Diretora do grupo Tortura Nunca Mais, a jornalista Rose Nogueira contou que estava ao computador, escrevendo uma nota que cobrava da presidente Dilma a instalação da Comissão, quando viu que as indicações já haviam sido feitas.
— Todos os sete são pessoas equilibradas, conhecedoras do assunto. Estou contente de ver na comissão gente da área do Direito. Agora, espero que a Comissão da Verdade aprofunde as investigações — disse Rose.
Para o grupo Tortura Nunca Mais, além de promover investigações sobre o período da ditadura, o trabalho da Comissão deve ser acompanhado pelo Ministério Público Federal (MPF).
— Isso porque os crimes de lesa-Humanidade são imprescritíveis e, nesses casos, as investigações devem ser levadas à Justiça.
Para a jornalista, não é só de bons nomes que a Comissão deve ser constituída:
— É preciso que ela tenha um poder de investigação profundo. É o grande momento de recompor a História, a memória do Brasil.
Ex-preso político, Ivan Seixas, da Comissão de Familiares de Mortos e Desaparecidos Políticos também felicitou a escolha de Dilma por nomes do meio jurídico:
— Foi um período de grandes ilegalidades. Esse caráter jurídico da Comissão é necessário, tem de ter uma centralidade jurídica para analisar esse período. Achei a nomeação perfeita. São sete nomes de pessoas competentes e sérias— disse Ivan.
Para ele, que teve o pai assassinado na tortura, o foco inicial da Comissão deve ser a investigação dos desaparecimentos.
— Mas ditadura não é só morto e desaparecido. É preciso investigar a extensão que foi criada. É preciso revelar também o conteúdo dos decretos secretos — apontou Ivan.

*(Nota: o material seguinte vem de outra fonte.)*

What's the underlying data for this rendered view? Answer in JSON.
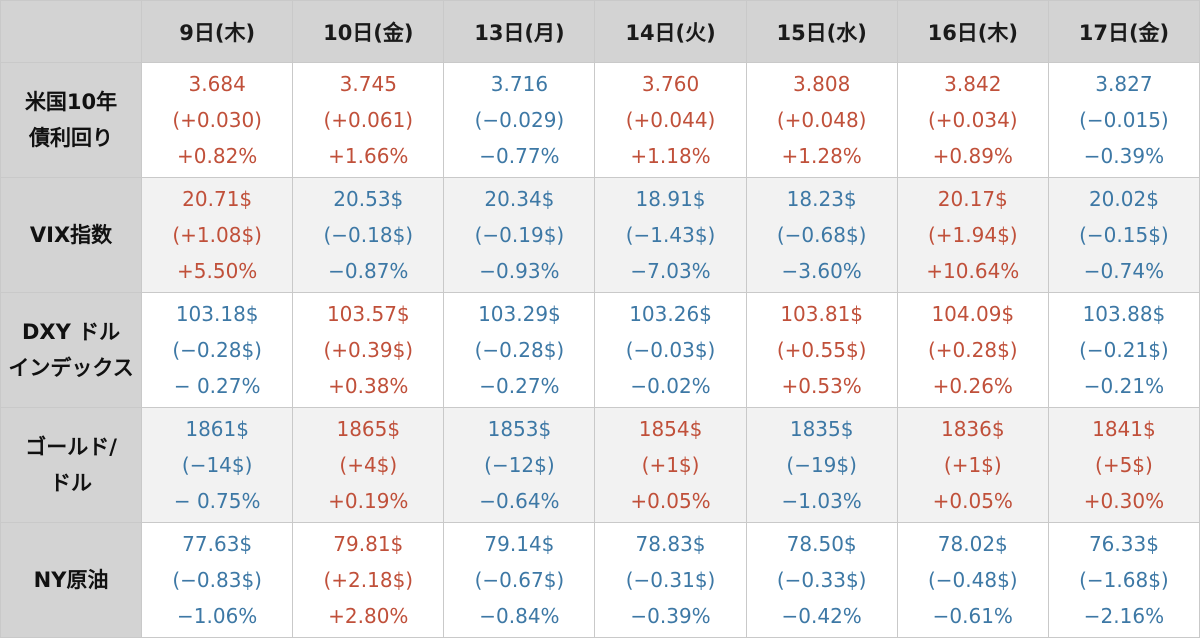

O procurador regional da República Marlon Weichert, do Grupo de Justiça de Transição, que investiga os crimes da ditadura, elogiou a biografia dos integrantes da Comissão.
— São todos nomes grandiosos. Não há reparo. Todos têm uma biografia que atende aos critérios da lei que criou a Comissão— disse o procurador.
Marlon afirmou que o MPF está preparado para compartilhar informações sobre o assunto com a Comissão.
— É do espírito público a sinergia de esforços— afirmou.
Comissão não deve ter ‘radicalismos’ e focar nas famílias, diz Ophir
A composição da comissão é “equilibrada”, formada por nomes de respeito e com conhecimento da matéria. Essa é a avaliação do presidente nacional da Ordem dos Advogados do Brasil (OAB), Ophir Cavalcante. Ele afirma que o trabalho da comissão deverá focar nas famílias dos mortos e desaparecidos, para dar uma “resposta definitiva às angústias e sofrimentos vividos por tanto tempo”.
Para Ophir, os escolhidos são profundos estudiosos, respeitados e com conhecimento da matéria. Ele acredita que a comissão deverá atuar com “senso da mais alta responsabilidade na apuração de fatos que precisam ser passados a limpo, para que a verdade histórica seja conhecida em sua plenitude”.
Ainda segundo Ophir, o trabalho da Comissão deve se feito “com total rigor e, ao mesmo tempo, equilíbrio, para que não paire qualquer sentimento de radicalismos nem de um lado nem de outro”.
Nomes estão acima de questões ideológicas, diz Romero Jucá
No Senado, Romero Jucá (PMDB-RR) elogiou os nomes escolhidos para compor a comissão.
– Os nomes que foram indicados estão acima de qualquer disputa, acima de qualquer questão ideológica e política, (são) nomes respeitados e admirados pelo Brasil – afirmou o senador.
Romero Jucá lembrou que a criação da comissão foi aprovada por unanimidade em outubro de 2011 pelo Plenário do Senado e enfatizou que o grupo terá “a importante missão de passar a limpo a história do Brasil”.
– Não se trata de revanchismo, não se trata de perseguição, mas é uma ação importante para preencher uma lacuna da nossa história política – disse Jucá, que classificou a criação da comissão como um “grande avanço para o país”.